Arni looked pained. ‘We arrested him. Last week.’

‘Ah. Narcotics?’

‘Amphetamines. Small-time dealer.’

‘I see.’

Arni coughed. ‘I would appreciate it if you could keep an eye on Katrin while you’re here. In a low-key way, of course.’

‘Will she mind that? I mean, is she happy sharing a place with a cop?’

‘There’s no need to tell her what you do, is there, do you think? And I wouldn’t let Chief Superintendent Thorkell know you are staying here.’

‘Uncle Thorkell wouldn’t approve?’

‘Let’s just say that Katrin isn’t his favourite niece.’

‘How much is the rent?’

Arni mentioned a figure that seemed very reasonable. ‘It would have been twice that a year ago,’ he assured Magnus.

‘I believe you.’ Magnus smiled. He liked the little room, he liked the tiny house, he liked the view, and he even liked the look of the weird sister. ‘I’ll take it.’

‘Excellent,’ said Arni. ‘Now let’s go and get your stuff from your hotel.’

It didn’t take long to ferry Magnus’s bag back to the house, and once Arni had made sure that Magnus was installed, he left him. There was no sound from Katrin.

Magnus stepped out on to the street. Consulting a city map, he walked one block down the hill and one block across. The sky had cleared, apart from a single thin slab that covered the top of the ridge of stone and snow that was Mount Esja. Magnus was beginning to spot a pattern: the base of the cloud moved up and down the mountain several times a day, depending on the weather. The air was clear and crisp. At eight-thirty it was still light.

He found the street he was looking for and made his way slowly along, examining each house as he went. Perhaps he wouldn’t recognize it after all these years. Perhaps they had changed the colour of the roof. But as he followed the road over a hump he saw it: the small house with the bright blue roof of his childhood.

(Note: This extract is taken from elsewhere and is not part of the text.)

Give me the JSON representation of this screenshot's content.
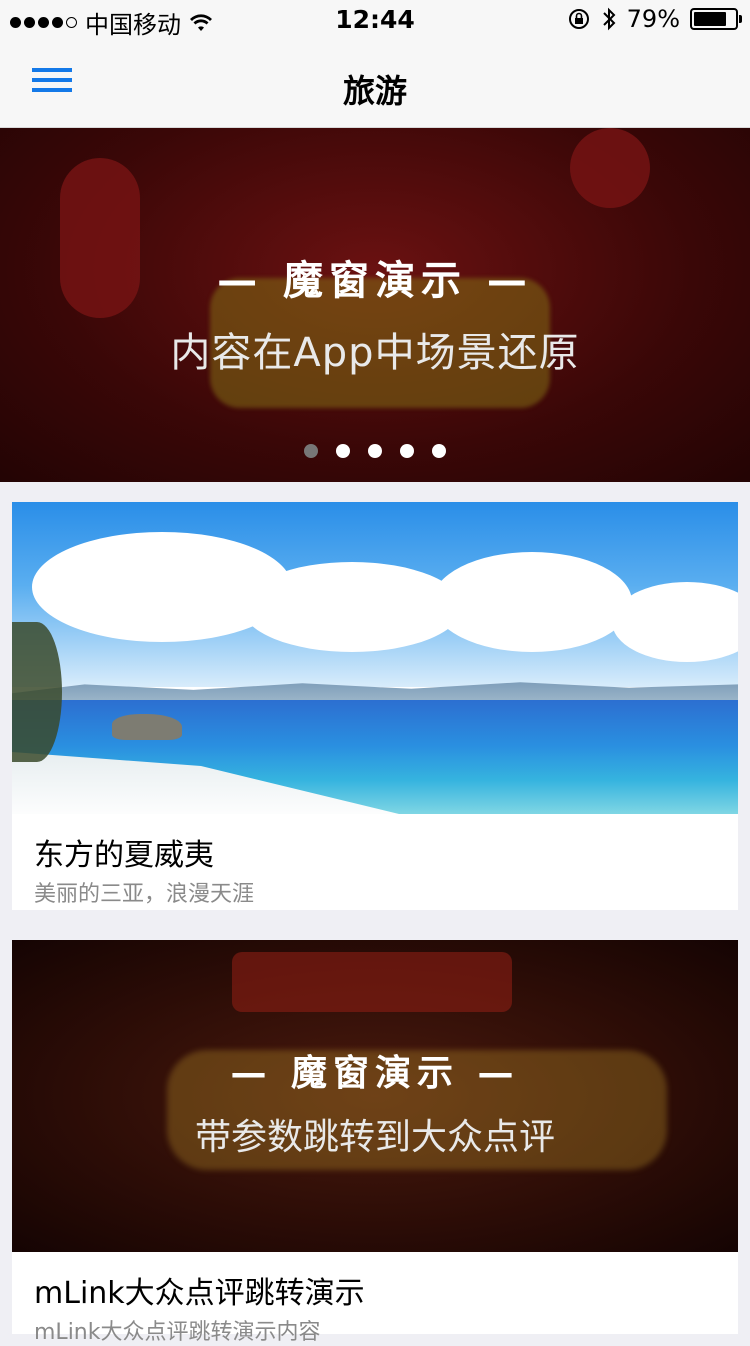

He stopped outside it and stared. The old whitebeam was still there, but a rope had been added to one of the branches. A good idea. A deflated football lay in a bed of daffodils, just about to bloom. He was glad there were still children there; he guessed most of the houses in that neighbourhood were now inhabited by young couples. A large Mercedes SUV stood proudly outside, containing two child seats. A far cry from his father’s old VW Beetle.

He closed his eyes. Above the murmur of the traffic he could hear his mother calling Oli and him inside for bed. He smiled.

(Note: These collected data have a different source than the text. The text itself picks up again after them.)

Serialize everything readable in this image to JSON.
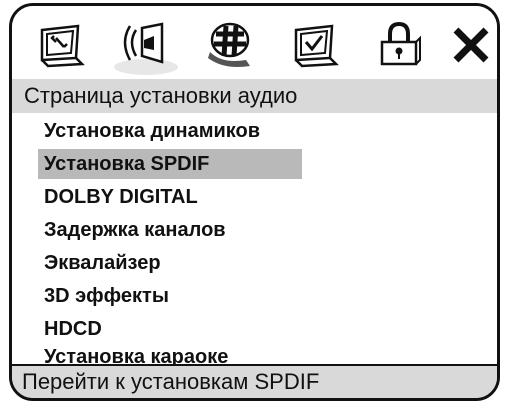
{
  "toolbar": {
    "icons": [
      {
        "name": "system-setup-icon"
      },
      {
        "name": "audio-setup-icon",
        "selected": true
      },
      {
        "name": "video-setup-icon"
      },
      {
        "name": "preferences-icon"
      },
      {
        "name": "lock-icon"
      },
      {
        "name": "close-icon"
      }
    ]
  },
  "page": {
    "title": "Страница установки аудио"
  },
  "menu": {
    "items": [
      {
        "label": "Установка динамиков"
      },
      {
        "label": "Установка SPDIF",
        "selected": true
      },
      {
        "label": "DOLBY DIGITAL"
      },
      {
        "label": "Задержка каналов"
      },
      {
        "label": "Эквалайзер"
      },
      {
        "label": "3D эффекты"
      },
      {
        "label": "HDCD"
      },
      {
        "label": "Установка караоке"
      }
    ]
  },
  "status": {
    "text": "Перейти к установкам SPDIF"
  },
  "colors": {
    "title_bar": "#d9d9d9",
    "selected_item": "#b9b9b9",
    "border": "#111111"
  }
}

Then the front door began to open and he turned away, embarrassed that the current owners would see a strange man leering at their house.

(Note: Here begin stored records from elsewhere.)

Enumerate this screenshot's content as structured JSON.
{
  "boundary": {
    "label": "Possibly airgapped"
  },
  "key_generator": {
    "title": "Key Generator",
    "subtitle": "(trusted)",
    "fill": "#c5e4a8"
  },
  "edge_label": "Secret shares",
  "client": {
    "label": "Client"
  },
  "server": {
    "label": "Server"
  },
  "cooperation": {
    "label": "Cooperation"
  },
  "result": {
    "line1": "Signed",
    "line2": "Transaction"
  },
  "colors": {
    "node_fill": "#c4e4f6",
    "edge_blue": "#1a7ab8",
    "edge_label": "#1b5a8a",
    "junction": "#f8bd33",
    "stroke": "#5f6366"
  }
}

He made his way down the hill towards the centre of town. He passed a group of four men and a woman unloading equipment from a van. A band getting ready for Saturday night. The girl with the leopard-skin miniskirt and tail zipped past on her bicycle. In Reykjavik, he realized, you could expect to see the same person on the streets several times in one day.

He stopped at Eymundsson’s bookstore, an all-glass jewel on Austurstraeti, where he picked up the last English copy of The Lord of the Rings, and a copy of the Saga of the Volsungs, in Icelandic.

He headed over towards the Old Harbour and another memory from his childhood, a small red kiosk, Baejarins beztu pylsur. He and his father used to go there every Wednesday night, after hand-ball practice, for a hot dog. He joined the line. Unlike the rest of Reykjavik, Baejarins beztu hadn’t changed over the years, except there was now a picture outside of a grinning Bill Clinton tucking into a large sausage.

Munching his hot dog, he strolled through the harbour area and along the pier. It was a working harbour, but at this time of the evening it was peaceful. On one side were trawlers, on the other, sleek whale-watching vessels and small inshore fishing boats. There was a smell of fish and of diesel, although Magnus passed a squat white hydrogen fuel pump. He paused at the end, a respectful distance from a fisherman fiddling with his bait in a bag, and surveyed the stillness.

Beyond the harbour wall, the black rock and white snow of Mount Esja was reflected in the steel-grey water. A seagull wheeled around him, looking for a discarded morsel, but after a few seconds abandoned him with a disappointed cry. An officious looking motor boat cut through the harbour entrance on some mission of nautical bureaucracy.